Лев Кассиль - Том 3. Линия связи. Улица младшего сына
– Спасибо, сынок, – поблагодарила его колхозница, – ишь какой ты управистый, с тобой и свечки не нужно.
Но тут как раз проводница вставила свечу в вагонный фонарь; робкий, качающийся свет и глубокие, вздрагивающие тени заходили по стенам и полкам вагона. И все пассажиры, даже тот, наглухо застегнутый, что недвижимо лежал на своей полке, с любопытством и внимательно оглядели парня. Всем понравился он, красивый, приветливый, с чистым и каким-то очень светлым лицом, с большими спокойными глазами и ровными, приятно выгнутыми бровями, между которыми залегла неожиданная глубокая морщина, несколько омрачавшая это приветливое, ясное лицо. Парень вынул кисет, ловкими пальцами быстро свернул самокрутку, насыпал махорки с ладони, предложил закурить верхнему пассажиру, на что тот ответил отказом: «Не приучился к этому и другим отсоветовал бы…» И все в нем привлекало: и неназойливая словоохотливость, и веселый казачий говорок, и то, как он делал все – быстро, аккуратно, точно, – ни крошки табаку не просыпал он, закуривая…
Поезд тем временем остановился у полустанка, погудел, громыхнул буферами и сцепками, двинулся дальше.
– Кормильцы родимые, будьте достойны вашего сожаления, не откажите в милостыньке вашей, кто сколько может, несчастному, горькому инвалиду, – раздался сиплый голос в вагоне.
По проходу двигался грязный, согнутый человек в лохмотьях. Он боком пробирался между пассажирами, кланялся налево и направо.
– Подайте, сколько можете вашей милостью, не обидьте пострадавшего, войдите в мое горькое положение, дорогие граждане, кормильцы наши…
Ему протягивали скомканные рублевки, трешки, куски хлеба, которые он быстро совал в замусоленную котомку дрожащей, скрюченной рукой. Все с болезненным сочувствием глядели на это страшное, оборванное и смрадное существо, и женщины скорбно вздыхали, а нищий ковылял по проходу, кланяясь, припадая на одну ногу и бубня себе под нос свою заученную унылую мольбу. И вдруг веселый парень, прислушавшись, с внезапно изменившимся лицом громко сказал:
– И не совестно вам, гражданин, эдак по вагонам попрошайничать, толкаться, жалким своим словом людей проводить? Слушать вас – так с души воротит. Некрасивое это дело.
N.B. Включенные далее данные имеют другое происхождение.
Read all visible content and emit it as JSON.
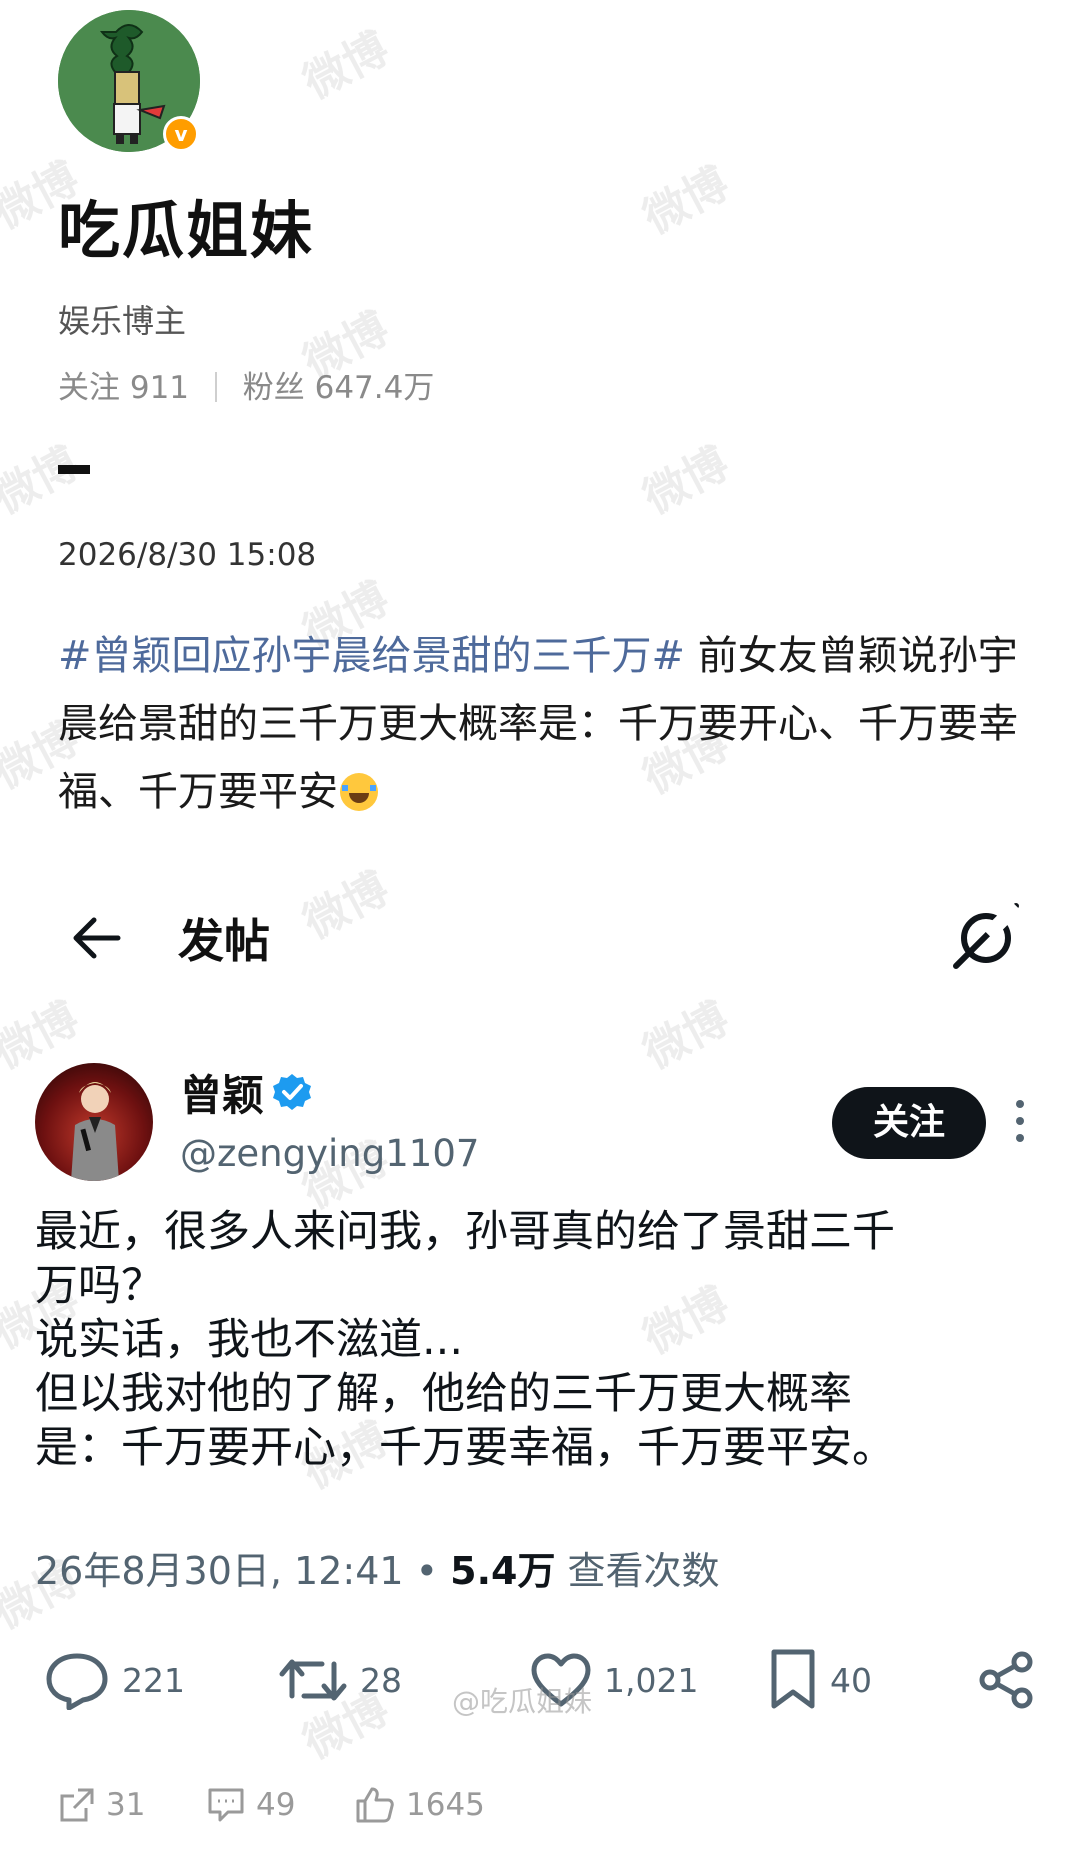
{
  "weibo": {
    "name": "吃瓜姐妹",
    "role": "娱乐博主",
    "follow_label": "关注",
    "follow_count": "911",
    "fans_label": "粉丝",
    "fans_count": "647.4万",
    "date": "2026/8/30 15:08",
    "hashtag": "#曾颖回应孙宇晨给景甜的三千万#",
    "body": " 前女友曾颖说孙宇晨给景甜的三千万更大概率是：千万要开心、千万要幸福、千万要平安",
    "verified_badge": "v",
    "watermark": "微博",
    "footer": {
      "share_count": "31",
      "comment_count": "49",
      "like_count": "1645"
    },
    "footer_watermark": "@吃瓜姐妹"
  },
  "x_post": {
    "header_title": "发帖",
    "author_name": "曾颖",
    "handle": "@zengying1107",
    "follow_button": "关注",
    "text": "最近，很多人来问我，孙哥真的给了景甜三千\n万吗？\n说实话，我也不滋道...\n但以我对他的了解，他给的三千万更大概率\n是：千万要开心，千万要幸福，千万要平安。",
    "time": "26年8月30日, 12:41 • ",
    "views": "5.4万",
    "views_label": " 查看次数",
    "replies": "221",
    "reposts": "28",
    "likes": "1,021",
    "bookmarks": "40",
    "accent_color": "#1d9bf0"
  }
}
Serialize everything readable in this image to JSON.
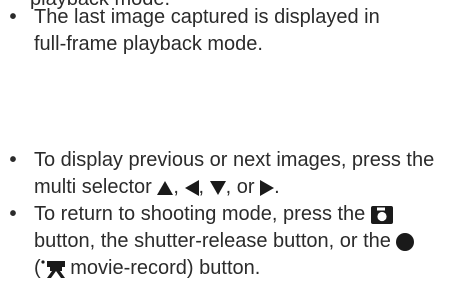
{
  "top_line_fragment": "playback mode.",
  "bullets": [
    {
      "symbol": "•",
      "line1": "The last image captured is displayed in",
      "line2": "full-frame playback mode."
    },
    {
      "symbol": "•",
      "line1": "To display previous or next images, press the",
      "line2_prefix": "multi selector",
      "sep1": ",",
      "sep2": ",",
      "sep3": ", or",
      "line2_suffix": "."
    },
    {
      "symbol": "•",
      "line1_prefix": "To return to shooting mode, press the",
      "line2": "button, the shutter-release button, or the",
      "line3_open": "(",
      "line3_text": " movie-record) button."
    }
  ],
  "icons": {
    "arrows": [
      "up-triangle-icon",
      "left-triangle-icon",
      "down-triangle-icon",
      "right-triangle-icon"
    ],
    "camera": "camera-icon",
    "record": "record-dot-icon",
    "movie": "movie-camera-icon"
  },
  "colors": {
    "text": "#2b2b2b"
  }
}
Все неприязненно посмотрели на него. Неожиданной показалась эта жестокая выходка со стороны такого общительного и приветливого человека.
– А тебе что? – визгливо закричал нищий. – Шут окаянный! У тебя никто не просит. Никто не неволит. Что ты к больному человеку привязываешься? Я с фронта инвалид. За тебя, толсторожего, кровь на фронте оставил. Ты что, не видишь, что ли, выслепило тебя?
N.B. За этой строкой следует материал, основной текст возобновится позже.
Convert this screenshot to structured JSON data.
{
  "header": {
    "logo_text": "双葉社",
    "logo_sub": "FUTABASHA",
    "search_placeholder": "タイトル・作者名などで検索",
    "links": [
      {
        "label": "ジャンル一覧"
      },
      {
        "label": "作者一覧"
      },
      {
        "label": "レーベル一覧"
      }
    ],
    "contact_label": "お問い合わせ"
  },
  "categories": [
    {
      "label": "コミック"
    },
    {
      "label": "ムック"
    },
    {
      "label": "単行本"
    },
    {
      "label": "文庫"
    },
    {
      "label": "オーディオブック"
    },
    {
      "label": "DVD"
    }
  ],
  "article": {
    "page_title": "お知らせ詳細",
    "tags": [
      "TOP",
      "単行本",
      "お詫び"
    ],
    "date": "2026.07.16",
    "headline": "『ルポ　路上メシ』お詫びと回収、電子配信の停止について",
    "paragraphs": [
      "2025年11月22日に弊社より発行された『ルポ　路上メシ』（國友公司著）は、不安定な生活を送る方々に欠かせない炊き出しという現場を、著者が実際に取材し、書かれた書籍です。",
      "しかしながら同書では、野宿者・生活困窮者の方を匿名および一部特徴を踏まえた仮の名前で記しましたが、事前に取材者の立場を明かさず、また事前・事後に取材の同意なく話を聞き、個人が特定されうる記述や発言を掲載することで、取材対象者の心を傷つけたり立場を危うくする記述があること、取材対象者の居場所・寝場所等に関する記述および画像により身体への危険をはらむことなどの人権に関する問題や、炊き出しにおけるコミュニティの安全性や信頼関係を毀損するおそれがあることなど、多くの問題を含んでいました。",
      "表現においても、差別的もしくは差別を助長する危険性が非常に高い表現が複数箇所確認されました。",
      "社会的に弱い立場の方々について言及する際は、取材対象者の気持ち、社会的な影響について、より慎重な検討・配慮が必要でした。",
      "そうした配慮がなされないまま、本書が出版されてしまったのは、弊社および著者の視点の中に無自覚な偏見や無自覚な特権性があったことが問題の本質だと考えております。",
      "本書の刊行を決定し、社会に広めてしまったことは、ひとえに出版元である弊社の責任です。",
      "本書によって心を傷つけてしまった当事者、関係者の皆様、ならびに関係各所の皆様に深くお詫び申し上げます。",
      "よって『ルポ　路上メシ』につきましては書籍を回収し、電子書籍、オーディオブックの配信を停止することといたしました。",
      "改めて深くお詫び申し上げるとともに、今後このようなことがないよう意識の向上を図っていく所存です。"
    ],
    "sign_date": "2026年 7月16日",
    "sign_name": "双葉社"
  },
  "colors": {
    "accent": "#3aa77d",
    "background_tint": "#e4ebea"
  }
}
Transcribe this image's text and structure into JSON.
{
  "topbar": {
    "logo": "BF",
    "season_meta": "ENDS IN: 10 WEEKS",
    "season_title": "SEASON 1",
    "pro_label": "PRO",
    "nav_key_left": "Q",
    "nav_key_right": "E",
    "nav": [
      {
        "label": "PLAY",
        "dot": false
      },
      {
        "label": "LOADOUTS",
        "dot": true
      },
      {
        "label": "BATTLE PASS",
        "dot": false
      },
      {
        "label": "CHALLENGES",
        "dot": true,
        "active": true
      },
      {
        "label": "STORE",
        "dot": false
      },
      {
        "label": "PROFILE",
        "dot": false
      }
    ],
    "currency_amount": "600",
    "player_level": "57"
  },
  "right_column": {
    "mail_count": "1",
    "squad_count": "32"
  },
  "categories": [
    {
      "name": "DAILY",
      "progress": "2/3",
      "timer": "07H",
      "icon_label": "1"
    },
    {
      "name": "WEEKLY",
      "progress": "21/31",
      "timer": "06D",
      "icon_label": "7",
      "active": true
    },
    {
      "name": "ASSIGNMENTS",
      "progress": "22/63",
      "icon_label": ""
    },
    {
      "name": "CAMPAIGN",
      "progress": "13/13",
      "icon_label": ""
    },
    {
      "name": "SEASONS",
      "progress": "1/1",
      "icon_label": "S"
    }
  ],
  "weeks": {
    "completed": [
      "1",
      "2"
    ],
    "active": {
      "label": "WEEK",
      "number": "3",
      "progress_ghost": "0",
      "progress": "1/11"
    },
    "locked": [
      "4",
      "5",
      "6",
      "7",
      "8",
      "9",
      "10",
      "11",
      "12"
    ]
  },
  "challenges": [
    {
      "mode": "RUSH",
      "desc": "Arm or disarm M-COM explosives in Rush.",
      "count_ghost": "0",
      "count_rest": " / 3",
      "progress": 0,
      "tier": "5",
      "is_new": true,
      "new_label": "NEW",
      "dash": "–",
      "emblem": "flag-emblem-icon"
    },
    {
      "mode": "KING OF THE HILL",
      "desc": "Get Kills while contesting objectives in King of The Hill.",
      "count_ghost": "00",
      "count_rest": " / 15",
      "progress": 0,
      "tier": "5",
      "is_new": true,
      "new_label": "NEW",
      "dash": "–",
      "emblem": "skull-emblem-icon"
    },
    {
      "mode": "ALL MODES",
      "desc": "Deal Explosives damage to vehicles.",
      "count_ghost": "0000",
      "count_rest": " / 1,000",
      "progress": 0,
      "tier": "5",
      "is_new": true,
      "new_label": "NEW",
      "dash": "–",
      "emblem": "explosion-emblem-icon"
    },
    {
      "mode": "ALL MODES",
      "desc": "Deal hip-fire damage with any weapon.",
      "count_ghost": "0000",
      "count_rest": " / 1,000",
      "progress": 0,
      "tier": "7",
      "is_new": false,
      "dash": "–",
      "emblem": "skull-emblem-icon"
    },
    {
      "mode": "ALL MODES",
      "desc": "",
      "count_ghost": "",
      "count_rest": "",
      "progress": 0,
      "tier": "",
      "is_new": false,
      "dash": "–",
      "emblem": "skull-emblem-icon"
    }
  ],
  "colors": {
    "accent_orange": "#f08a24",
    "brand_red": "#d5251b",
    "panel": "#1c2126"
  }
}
Все поглядели на парня. И тогда очень просто и негромко он сказал:
– Выслепить-то меня давно выслепило… Только по миру таскаться да у людей клянчить я вовек не пойду.
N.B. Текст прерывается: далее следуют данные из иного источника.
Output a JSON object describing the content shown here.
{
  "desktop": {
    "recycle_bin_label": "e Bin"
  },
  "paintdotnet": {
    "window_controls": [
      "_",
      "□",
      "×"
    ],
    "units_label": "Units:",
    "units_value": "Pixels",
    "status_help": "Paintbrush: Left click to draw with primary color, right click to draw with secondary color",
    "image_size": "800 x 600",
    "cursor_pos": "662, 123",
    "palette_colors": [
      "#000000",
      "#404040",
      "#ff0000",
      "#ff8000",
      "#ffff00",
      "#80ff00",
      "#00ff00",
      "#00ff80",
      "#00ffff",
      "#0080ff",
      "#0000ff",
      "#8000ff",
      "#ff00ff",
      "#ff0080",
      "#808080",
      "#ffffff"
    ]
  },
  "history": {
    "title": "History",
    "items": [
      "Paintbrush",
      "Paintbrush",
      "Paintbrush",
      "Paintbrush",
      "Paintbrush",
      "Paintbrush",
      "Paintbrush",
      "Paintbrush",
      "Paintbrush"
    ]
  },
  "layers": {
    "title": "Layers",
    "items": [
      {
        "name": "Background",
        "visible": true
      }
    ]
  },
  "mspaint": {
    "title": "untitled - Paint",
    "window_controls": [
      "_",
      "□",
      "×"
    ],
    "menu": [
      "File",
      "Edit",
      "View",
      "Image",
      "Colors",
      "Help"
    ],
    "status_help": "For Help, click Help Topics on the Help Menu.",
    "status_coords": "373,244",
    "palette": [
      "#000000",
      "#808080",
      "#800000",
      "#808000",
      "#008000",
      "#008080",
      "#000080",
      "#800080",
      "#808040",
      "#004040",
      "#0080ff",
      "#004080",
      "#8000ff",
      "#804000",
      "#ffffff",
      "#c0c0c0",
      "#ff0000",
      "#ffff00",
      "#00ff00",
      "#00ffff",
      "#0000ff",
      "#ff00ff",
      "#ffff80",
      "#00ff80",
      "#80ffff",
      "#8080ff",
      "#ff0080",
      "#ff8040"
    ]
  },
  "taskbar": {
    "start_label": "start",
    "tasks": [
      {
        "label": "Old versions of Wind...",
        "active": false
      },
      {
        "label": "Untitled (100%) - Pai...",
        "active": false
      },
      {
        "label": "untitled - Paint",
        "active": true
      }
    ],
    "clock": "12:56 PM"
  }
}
Только тут все увидели, как неподвижны и безучастны на этом молодом, ясном, полном жизни лице блекло-серые, остановившиеся навсегда глаза.
Наступила тишина. Замолчал и нищий, смешавшись, тоже глянул исподлобья в темный угол, где сидел парень, махнул скрюченной рукой и стал пробираться через вагон. Тишину нарушила колхозница:
– Стало быть, сынок, незрячий ты? То-то в темноте управлялся так… А ведь так глядеть – незаметно совсем. Это что же у тебя, с рождения?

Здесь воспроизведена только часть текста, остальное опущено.